Opinião

A Voz do Corvo

Hoje e Ontem

Há bem poucos dias o Presidente da República homenageou com a mais alta condecoração do país o Serviço Nacional de Saúde e todos nós entendemos o gesto como um justo reconhecimento e nos sentimos felizes.

O corvo é animal de longa vida, dizem, e o escriba que lhe dá Voz nestas crónicas já passou dos 90 anos e tem nas memórias da sua infância a ideia de que quando uma criança adoecia (e naquele tempo o índice de morbidade infantil era elevadíssimo), se a sua família fosse rica ia consultar um médico num consultório ou A VOZ do corvo chamava-o a casa; se fosse remediada (e havia poucas) ia a uma Policlínica e se fosse pobre (e pode dizer-se sem exagero que eram quase todas) só restava a caridade ou os hospitais civis.

E isso era sempre doloroso para a família, último recurso e sinal desprestigiante de pobreza ou de falta de cuidados.

Se uma maleita prolongada ou um acidente invalidasse um homem, chefe de família, à sua mulher só restava a caridade ou trabalhos redobrados e às crianças, muitas vezes, o asilo.

O desaparecimento de qualquer membro ativo de uma família, para além da dor que acarretava, trazia sempre consigo um salário a menos e o incremento de dificuldades financeiras, onde se incluía naquela altura e com grande peso as despesas funerárias e era essa a razão pela qual muitas associações mutualistas, entre os quais e com papel pioneiro a Voz do Operário, procuravam dar na morte a dignidade que os trabalhadores mereceram na vida.

Férias pagas não havia para a maioria da população e os despedimentos dependiam muitas vezes do humor dos patrões.

Abonos à família também não e a exploração do trabalho infantil, nos campos e nas cidades, era prática corrente e por alguns aceite sem revolta (“o trabalho do menino é pouco, mas quem o não aproveita é louco”).

Lentamente, com avanços e recuos que cabem tanto na evolução como na revolução, este quadro modifica-se e, de facto, pode dizer-se que Portugal caminha para ser um Estado Previdência.

Já o afirmava a Constituição de 1976 ao falar de “abrir caminho para o socialismo”.

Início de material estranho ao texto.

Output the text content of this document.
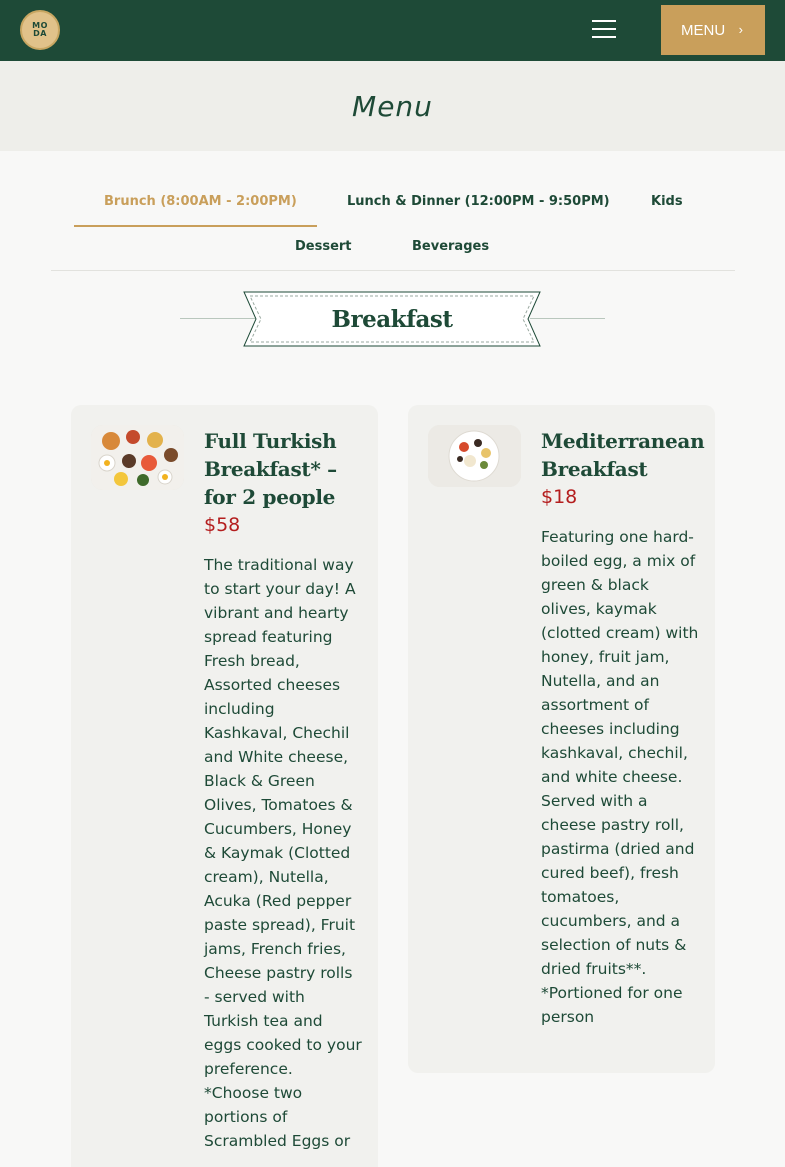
MO
DA	MENU ›
Menu
Brunch (8:00AM - 2:00PM)	Lunch & Dinner (12:00PM - 9:50PM)	Kids
Dessert	Beverages
Breakfast
Full Turkish Breakfast* – for 2 people
$58
The traditional way to start your day! A vibrant and hearty spread featuring Fresh bread, Assorted cheeses including Kashkaval, Chechil and White cheese, Black & Green Olives, Tomatoes & Cucumbers, Honey & Kaymak (Clotted cream), Nutella, Acuka (Red pepper paste spread), Fruit jams, French fries, Cheese pastry rolls - served with Turkish tea and eggs cooked to your preference. *Choose two portions of Scrambled Eggs or
Mediterranean Breakfast
$18
Featuring one hard-boiled egg, a mix of green & black olives, kaymak (clotted cream) with honey, fruit jam, Nutella, and an assortment of cheeses including kashkaval, chechil, and white cheese. Served with a cheese pastry roll, pastirma (dried and cured beef), fresh tomatoes, cucumbers, and a selection of nuts & dried fruits**. *Portioned for one person
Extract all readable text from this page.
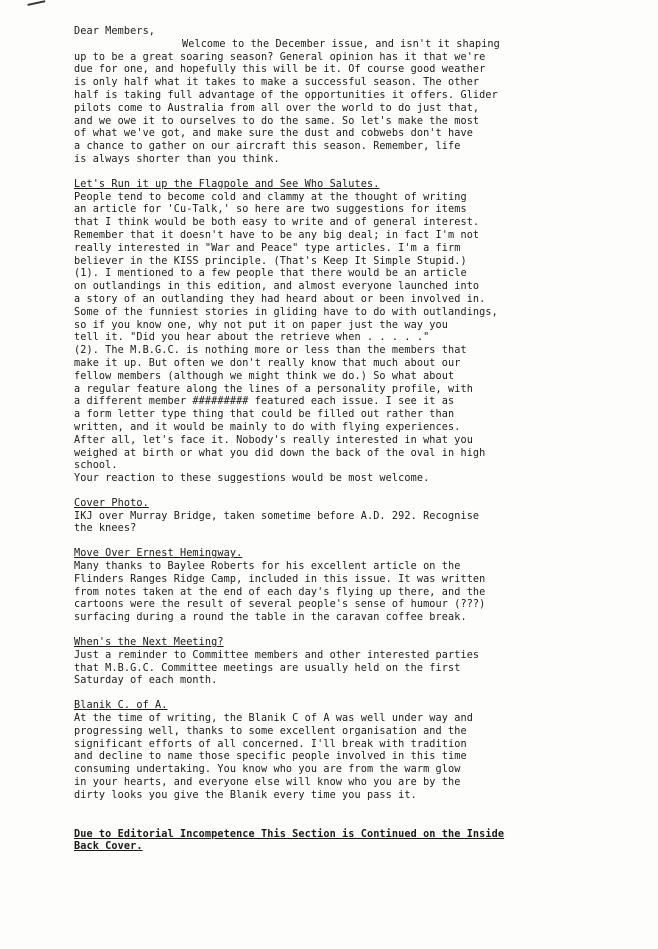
Dear Members,
Welcome to the December issue, and isn't it shaping
up to be a great soaring season? General opinion has it that we're
due for one, and hopefully this will be it. Of course good weather
is only half what it takes to make a successful season. The other
half is taking full advantage of the opportunities it offers. Glider
pilots come to Australia from all over the world to do just that,
and we owe it to ourselves to do the same. So let's make the most
of what we've got, and make sure the dust and cobwebs don't have
a chance to gather on our aircraft this season. Remember, life
is always shorter than you think.
Let's Run it up the Flagpole and See Who Salutes.
People tend to become cold and clammy at the thought of writing
an article for 'Cu-Talk,' so here are two suggestions for items
that I think would be both easy to write and of general interest.
Remember that it doesn't have to be any big deal; in fact I'm not
really interested in "War and Peace" type articles. I'm a firm
believer in the KISS principle. (That's Keep It Simple Stupid.)
(1). I mentioned to a few people that there would be an article
on outlandings in this edition, and almost everyone launched into
a story of an outlanding they had heard about or been involved in.
Some of the funniest stories in gliding have to do with outlandings,
so if you know one, why not put it on paper just the way you
tell it. "Did you hear about the retrieve when . . . . ."
(2). The M.B.G.C. is nothing more or less than the members that
make it up. But often we don't really know that much about our
fellow members (although we might think we do.) So what about
a regular feature along the lines of a personality profile, with
a different member ######### featured each issue. I see it as
a form letter type thing that could be filled out rather than
written, and it would be mainly to do with flying experiences.
After all, let's face it. Nobody's really interested in what you
weighed at birth or what you did down the back of the oval in high
school.
Your reaction to these suggestions would be most welcome.
Cover Photo.
IKJ over Murray Bridge, taken sometime before A.D. 292. Recognise
the knees?
Move Over Ernest Hemingway.
Many thanks to Baylee Roberts for his excellent article on the
Flinders Ranges Ridge Camp, included in this issue. It was written
from notes taken at the end of each day's flying up there, and the
cartoons were the result of several people's sense of humour (???)
surfacing during a round the table in the caravan coffee break.
When's the Next Meeting?
Just a reminder to Committee members and other interested parties
that M.B.G.C. Committee meetings are usually held on the first
Saturday of each month.
Blanik C. of A.
At the time of writing, the Blanik C of A was well under way and
progressing well, thanks to some excellent organisation and the
significant efforts of all concerned. I'll break with tradition
and decline to name those specific people involved in this time
consuming undertaking. You know who you are from the warm glow
in your hearts, and everyone else will know who you are by the
dirty looks you give the Blanik every time you pass it.
Due to Editorial Incompetence This Section is Continued on the Inside
Back Cover.
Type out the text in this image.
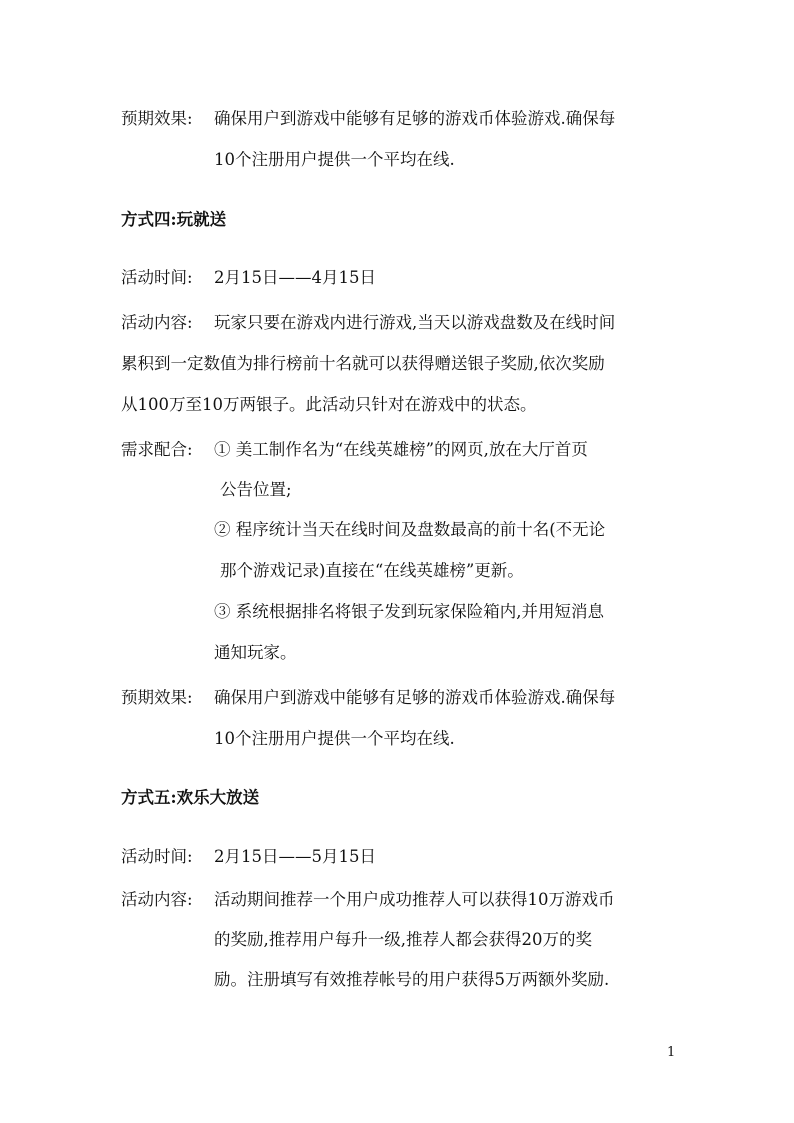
预期效果: 确保用户到游戏中能够有足够的游戏币体验游戏.确保每
10个注册用户提供一个平均在线.
方式四:玩就送
活动时间: 2月15日——4月15日
活动内容: 玩家只要在游戏内进行游戏,当天以游戏盘数及在线时间
累积到一定数值为排行榜前十名就可以获得赠送银子奖励,依次奖励
从100万至10万两银子。此活动只针对在游戏中的状态。
需求配合: ① 美工制作名为“在线英雄榜”的网页,放在大厅首页
公告位置;
② 程序统计当天在线时间及盘数最高的前十名(不无论
那个游戏记录)直接在“在线英雄榜”更新。
③ 系统根据排名将银子发到玩家保险箱内,并用短消息
通知玩家。
预期效果: 确保用户到游戏中能够有足够的游戏币体验游戏.确保每
10个注册用户提供一个平均在线.
方式五:欢乐大放送
活动时间: 2月15日——5月15日
活动内容: 活动期间推荐一个用户成功推荐人可以获得10万游戏币
的奖励,推荐用户每升一级,推荐人都会获得20万的奖
励。注册填写有效推荐帐号的用户获得5万两额外奖励.
1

Se é verdade que alguns fatores da vida comunitária ficaram para trás, como é o caso da habitação para o maior número onde a intervenção do Estado infelizmente é reduzida, é notável o esforço feito por um país de poucos recursos naturais ao conseguir, superando dificuldades, implantar e pôr a funcionar um sistema que controlou e fez parar uma pandemia e, sobretudo, sem ter perguntado a quem quer que fosse se era rico ou pobre ou sequer indagasse quem se responsabilizaria por eventuais despesas de tratamento (como sucede no setor privado da saúde).

Por tudo isto é bem merecida a condecoração atribuída. Oxalá ela se possa estender em breve a outros setores do bem-estar social.